With the success of this first phase in 2005, Quintiles and Solvay recently agreed to a second phase. Checking its pipeline, Solvay found a bottleneck in Phase II. The partnership agreed that Quintiles would provide $25 million for Phase II, bear half of the costs, and receive a milestone payment from Solvay for each of the compounds reaching proof-of-principle. The new agreement could triple the capacity to process Solvay's early clinical projects: Before the alliance, approximately one Phase II completion was planned per year; that is expected to jump to three Phase IIIs per year.

"The whole idea was revolutionary—but the process was evolutionary," says de Witt of this novel partnering agreement involving shared risk and rewards.

In many industries, alliances have been formed that benefit not only the partners involved but the industry as a whole. For example, the Motion Picture Association of America (MPAA) was formed by competing movie studios to meet the common challenges of censorship and copyright. Today, the MPAA ratings systems are universally recognized. The life-sciences industry is beginning to develop alliances that address important issues, such as global health—unlike PhRMA, which focuses on political lobbying.

Take the Global Alliance for TB Drug Development (TB Alliance), which was formed in 2000 to work with governments, foundations, universities, and nonprofits. While governed by a board of directors, the alliance gets feedback from a stakeholder association of more than 35 groups, including the Gates and Rockefeller foundations and other funders. Among its many partnerships are joint programs with pharma to develop TB drugs, such as the licensing deal with Chiron for PA-824, which had been put on the shelf after an acquisition of Pathogenesis. The product is now completing Phase I. An alliance with GlaxoSmithKline (GSK) includes a joint research program around four projects designed to shorten the treatment time for patients with TB and develop novel therapies for drug-resistant strains.

The alliance is a win-win. In the Chiron case, the product was moved into human trials at a much faster pace than typically would have been possible. In addition, the TB Alliance obtained exclusive worldwide rights to PA-824 for TB, and Chiron committed to making the TB technology available royalty-free in endemic countries. As for the GSK deal, the alliance helps support 25 full-time scientists dedicated exclusively to the TB drug program, while GSK offers a matching number of staff and its drug-discovery expertise.

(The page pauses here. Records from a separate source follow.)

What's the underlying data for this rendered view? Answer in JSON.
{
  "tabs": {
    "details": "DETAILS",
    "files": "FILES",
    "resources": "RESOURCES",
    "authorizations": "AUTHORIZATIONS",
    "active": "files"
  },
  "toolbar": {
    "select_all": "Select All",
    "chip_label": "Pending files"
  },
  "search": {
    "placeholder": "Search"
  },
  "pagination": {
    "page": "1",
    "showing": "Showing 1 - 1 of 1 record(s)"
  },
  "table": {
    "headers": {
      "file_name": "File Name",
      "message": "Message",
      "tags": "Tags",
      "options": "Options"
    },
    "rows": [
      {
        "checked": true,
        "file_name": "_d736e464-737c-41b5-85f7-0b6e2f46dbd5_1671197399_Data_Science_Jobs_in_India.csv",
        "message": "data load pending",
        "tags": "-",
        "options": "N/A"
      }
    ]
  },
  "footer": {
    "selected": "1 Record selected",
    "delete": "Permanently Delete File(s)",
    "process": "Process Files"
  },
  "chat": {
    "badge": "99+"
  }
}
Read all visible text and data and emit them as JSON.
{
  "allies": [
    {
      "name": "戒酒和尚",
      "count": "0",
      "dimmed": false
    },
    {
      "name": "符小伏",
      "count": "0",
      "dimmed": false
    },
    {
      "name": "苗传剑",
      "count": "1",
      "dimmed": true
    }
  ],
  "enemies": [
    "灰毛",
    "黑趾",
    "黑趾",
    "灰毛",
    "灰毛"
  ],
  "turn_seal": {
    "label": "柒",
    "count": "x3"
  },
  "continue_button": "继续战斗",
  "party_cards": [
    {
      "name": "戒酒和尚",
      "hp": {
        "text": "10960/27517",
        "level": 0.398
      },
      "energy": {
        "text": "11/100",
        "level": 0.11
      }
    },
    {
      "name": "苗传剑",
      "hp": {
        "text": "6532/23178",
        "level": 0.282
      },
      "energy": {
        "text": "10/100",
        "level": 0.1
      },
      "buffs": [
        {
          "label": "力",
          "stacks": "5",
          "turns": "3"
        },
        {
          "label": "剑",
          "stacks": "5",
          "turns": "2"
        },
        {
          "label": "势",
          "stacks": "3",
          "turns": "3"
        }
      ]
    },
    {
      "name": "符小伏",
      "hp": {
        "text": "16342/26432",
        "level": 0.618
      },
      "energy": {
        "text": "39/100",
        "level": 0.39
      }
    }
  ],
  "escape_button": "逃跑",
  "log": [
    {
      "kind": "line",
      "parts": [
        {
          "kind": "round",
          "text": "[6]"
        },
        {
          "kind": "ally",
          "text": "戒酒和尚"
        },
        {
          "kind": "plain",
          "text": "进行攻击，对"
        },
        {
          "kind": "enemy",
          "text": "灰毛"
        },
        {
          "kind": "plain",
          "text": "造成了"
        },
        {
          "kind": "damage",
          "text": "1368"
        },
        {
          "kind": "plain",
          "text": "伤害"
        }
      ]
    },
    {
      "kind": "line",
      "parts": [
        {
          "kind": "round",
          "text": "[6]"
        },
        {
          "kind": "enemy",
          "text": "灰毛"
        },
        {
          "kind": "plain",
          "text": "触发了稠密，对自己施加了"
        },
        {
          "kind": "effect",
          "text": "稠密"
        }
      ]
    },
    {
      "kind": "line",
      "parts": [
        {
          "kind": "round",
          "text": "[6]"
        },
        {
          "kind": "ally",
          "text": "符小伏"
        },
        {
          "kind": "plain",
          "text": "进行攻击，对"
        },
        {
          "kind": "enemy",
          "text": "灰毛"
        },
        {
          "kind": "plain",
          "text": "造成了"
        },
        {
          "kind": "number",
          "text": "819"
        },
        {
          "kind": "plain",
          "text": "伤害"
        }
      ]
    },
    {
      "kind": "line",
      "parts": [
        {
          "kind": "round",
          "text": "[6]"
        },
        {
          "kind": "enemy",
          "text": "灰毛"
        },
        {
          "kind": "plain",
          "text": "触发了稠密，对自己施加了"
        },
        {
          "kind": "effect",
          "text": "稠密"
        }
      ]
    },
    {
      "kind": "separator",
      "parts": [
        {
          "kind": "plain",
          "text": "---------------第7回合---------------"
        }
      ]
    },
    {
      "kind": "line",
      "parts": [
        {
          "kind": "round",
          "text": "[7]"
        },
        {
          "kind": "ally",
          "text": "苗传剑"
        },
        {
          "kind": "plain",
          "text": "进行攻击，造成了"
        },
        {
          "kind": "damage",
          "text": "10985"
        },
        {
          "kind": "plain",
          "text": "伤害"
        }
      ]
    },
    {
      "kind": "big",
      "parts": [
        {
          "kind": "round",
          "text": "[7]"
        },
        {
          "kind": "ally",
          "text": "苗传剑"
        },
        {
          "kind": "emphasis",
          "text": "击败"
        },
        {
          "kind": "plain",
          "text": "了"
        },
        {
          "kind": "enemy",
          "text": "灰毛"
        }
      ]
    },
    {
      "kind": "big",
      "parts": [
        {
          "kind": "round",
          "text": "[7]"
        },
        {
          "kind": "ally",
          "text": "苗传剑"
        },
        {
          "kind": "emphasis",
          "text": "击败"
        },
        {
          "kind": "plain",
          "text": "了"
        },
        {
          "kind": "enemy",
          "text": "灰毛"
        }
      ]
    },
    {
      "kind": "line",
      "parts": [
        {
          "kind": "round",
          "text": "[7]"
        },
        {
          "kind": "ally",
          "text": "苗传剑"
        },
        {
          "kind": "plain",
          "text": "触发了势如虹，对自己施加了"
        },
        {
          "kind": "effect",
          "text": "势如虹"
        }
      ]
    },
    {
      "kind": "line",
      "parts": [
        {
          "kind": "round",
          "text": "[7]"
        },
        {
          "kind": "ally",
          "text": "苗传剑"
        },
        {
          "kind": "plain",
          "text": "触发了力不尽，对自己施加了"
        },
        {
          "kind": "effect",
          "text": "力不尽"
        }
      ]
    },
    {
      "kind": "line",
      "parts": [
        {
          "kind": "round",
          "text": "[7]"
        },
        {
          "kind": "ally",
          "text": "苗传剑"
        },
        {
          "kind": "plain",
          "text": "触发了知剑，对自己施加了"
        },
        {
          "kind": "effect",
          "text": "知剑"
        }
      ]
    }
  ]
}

The Partnership for Quality Medical Donations (PQMD) is an alliance between pharma and nonprofits for the development and delivery of medical products to the underserved and to disaster victims worldwide. The organization had its genesis in the early 1990s during the Bosnian War, when reports surfaced of donations by pharmaceutical companies of expired medicines and other unneeded drugs, delivered unannounced and inadequately packaged or labeled. According to James Russo, former head of PQMD, the donations became "instead of a helpful event, a toxic one." Prompted by industry concern, the group was formed as an alliance among pharma firms and on-the-ground nonprofits. It now provides billions of dollars of products and services to areas in need.

Of the three principles, this one perhaps represents the biggest stretch on the part of competitive pharmaceutical companies. Given that many corporations are still learning how to partner with one another as well as with governments, nonprofits, and public-policy groups, it may take time before these alliances become commonplace. Yet this principle, too, will increasingly underlie innovative partnerships as pharmaceutical companies push alliances into new territory.